Can you elaborate or point me towards a reference that talks about this more. I have looked into a couple of cfd references and they don't really seem to talk about this issue and in most cases only talk about cartesian cases.

Quote:
 Originally Posted by rmh26 Yeah the nuemann condition part is can be tricky. I think a lot of people set one of the boundary values to zero instead of using a nuemann condition. You mentioned that you solved this problem in rectangular coordinates. Did you need any special treatment for the neumann condition then?
In the cartesian code I don't think I did anything special. For my Laplacian finite difference matrix, I replaced the ghost pressure point outside the boundary with the first interior point due to nuemann BCs, as i described earlier in the thread. To solve the singular matrix i used the gmres function in matlab that makes use of the GMRES method and solves the near singular linear system.
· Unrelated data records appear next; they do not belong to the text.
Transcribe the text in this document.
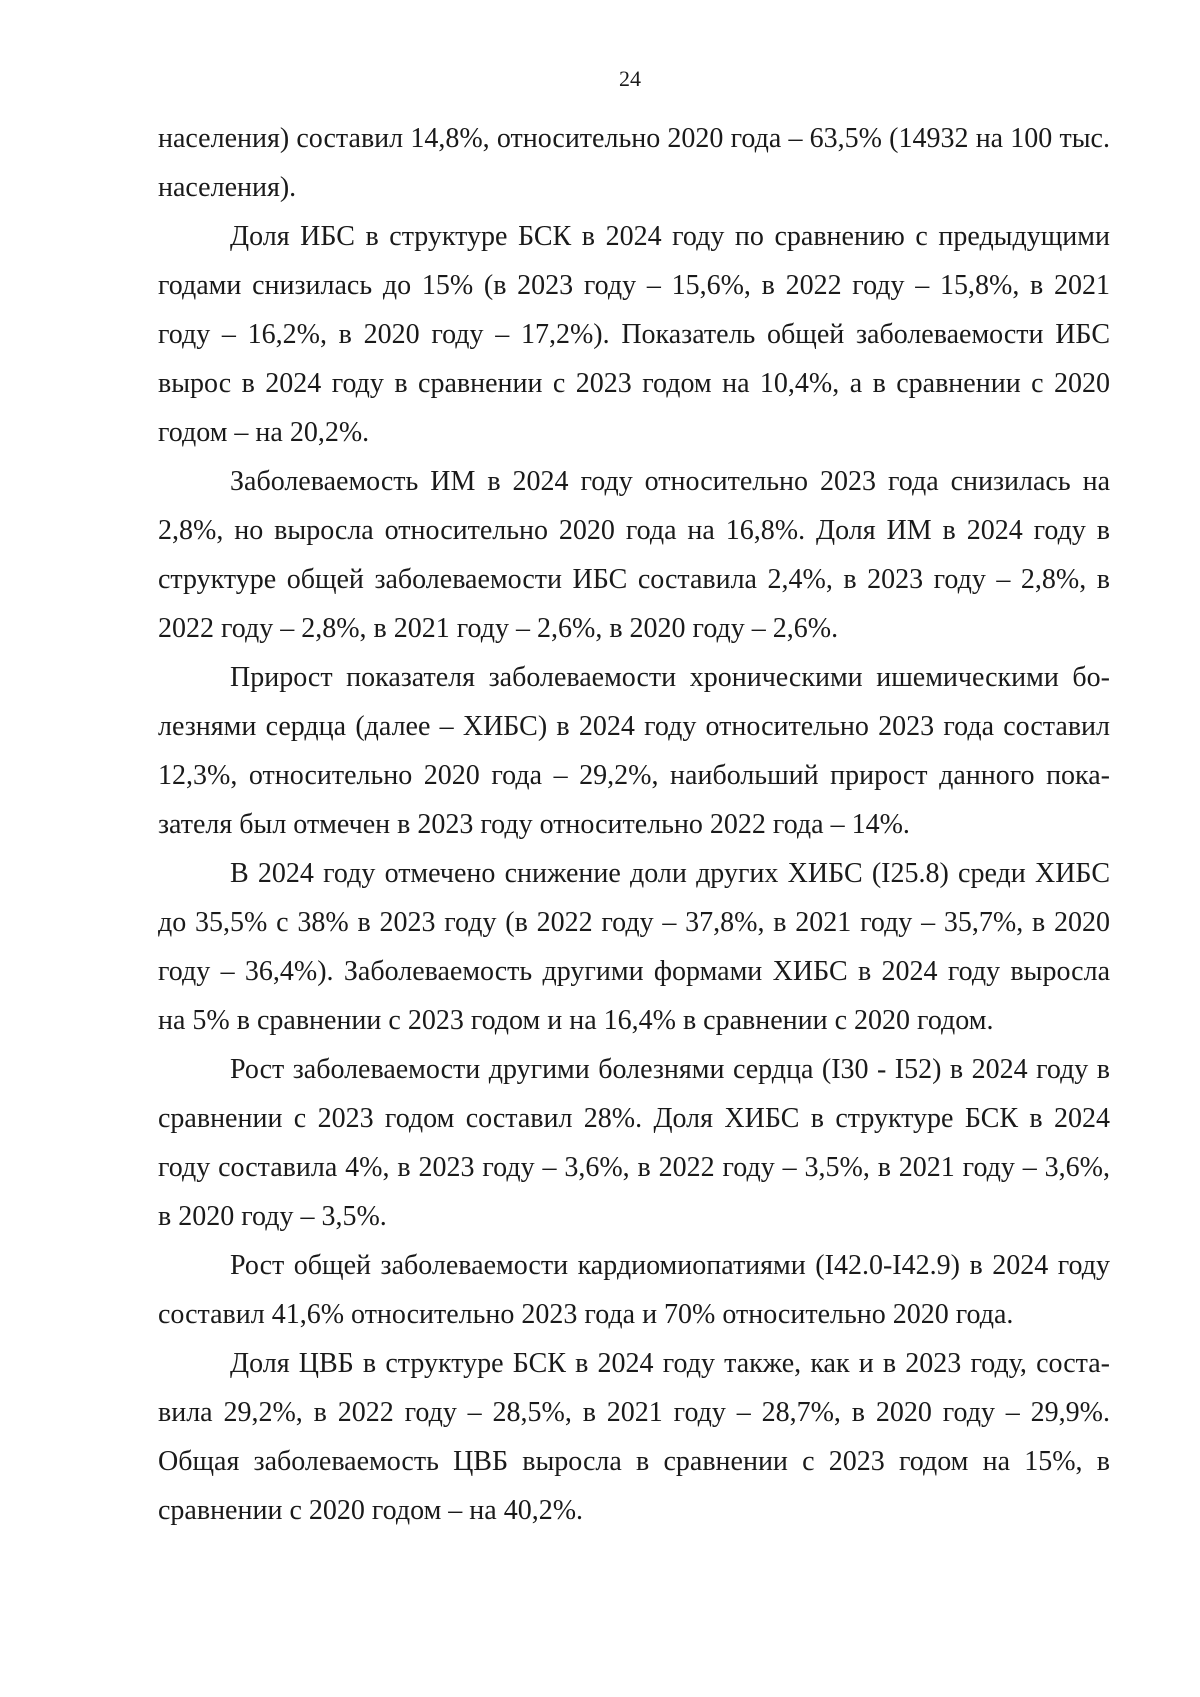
24

населения) составил 14,8%, относительно 2020 года – 63,5% (14932 на 100 тыс. населения).

Доля ИБС в структуре БСК в 2024 году по сравнению с предыдущими годами снизилась до 15% (в 2023 году – 15,6%, в 2022 году – 15,8%, в 2021 году – 16,2%, в 2020 году – 17,2%). Показатель общей заболеваемости ИБС вырос в 2024 году в сравнении с 2023 годом на 10,4%, а в сравнении с 2020 годом – на 20,2%.

Заболеваемость ИМ в 2024 году относительно 2023 года снизилась на 2,8%, но выросла относительно 2020 года на 16,8%. Доля ИМ в 2024 году в структуре общей заболеваемости ИБС составила 2,4%, в 2023 году – 2,8%, в 2022 году – 2,8%, в 2021 году – 2,6%, в 2020 году – 2,6%.

Прирост показателя заболеваемости хроническими ишемическими болезнями сердца (далее – ХИБС) в 2024 году относительно 2023 года составил 12,3%, относительно 2020 года – 29,2%, наибольший прирост данного показателя был отмечен в 2023 году относительно 2022 года – 14%.

В 2024 году отмечено снижение доли других ХИБС (I25.8) среди ХИБС до 35,5% с 38% в 2023 году (в 2022 году – 37,8%, в 2021 году – 35,7%, в 2020 году – 36,4%). Заболеваемость другими формами ХИБС в 2024 году выросла на 5% в сравнении с 2023 годом и на 16,4% в сравнении с 2020 годом.

Рост заболеваемости другими болезнями сердца (I30 - I52) в 2024 году в сравнении с 2023 годом составил 28%. Доля ХИБС в структуре БСК в 2024 году составила 4%, в 2023 году – 3,6%, в 2022 году – 3,5%, в 2021 году – 3,6%, в 2020 году – 3,5%.

Рост общей заболеваемости кардиомиопатиями (I42.0-I42.9) в 2024 году составил 41,6% относительно 2023 года и 70% относительно 2020 года.

Доля ЦВБ в структуре БСК в 2024 году также, как и в 2023 году, составила 29,2%, в 2022 году – 28,5%, в 2021 году – 28,7%, в 2020 году – 29,9%. Общая заболеваемость ЦВБ выросла в сравнении с 2023 годом на 15%, в сравнении с 2020 годом – на 40,2%.
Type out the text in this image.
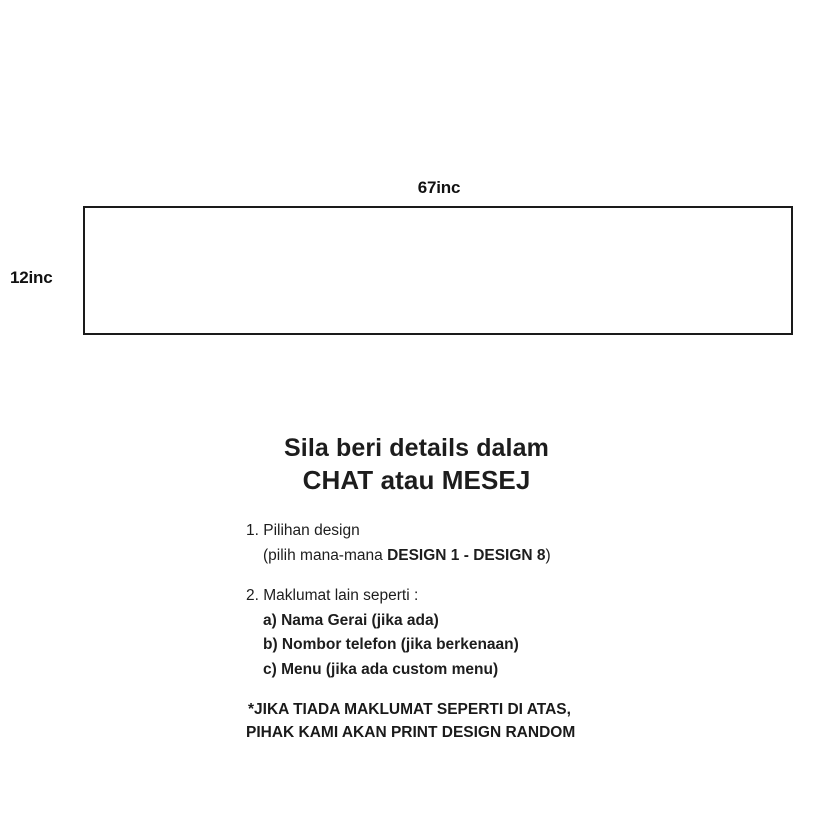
67inc
12inc
Sila beri details dalam
CHAT atau MESEJ
1. Pilihan design
(pilih mana-mana DESIGN 1 - DESIGN 8)
2. Maklumat lain seperti :
a) Nama Gerai (jika ada)
b) Nombor telefon (jika berkenaan)
c) Menu (jika ada custom menu)
*JIKA TIADA MAKLUMAT SEPERTI DI ATAS,
PIHAK KAMI AKAN PRINT DESIGN RANDOM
In cylindrical coordinates, I have made the Laplacian matrix, except in contrast to the cartesian version it isn't symmetric but is still near singular. I have done the same thing as before and replaced pressure outside the boundary with the first interior point for all the boundary finite differences. Then I try solving the system Ax = b where A is the near singular discrete laplacian matrix, and b is the divergence of the intermediate velocity field. I use the same GMRES method that I used in the cartesian case but I still produce a field that has a divergence on the order of 1E-2 to 1E-3 when it should be much lower.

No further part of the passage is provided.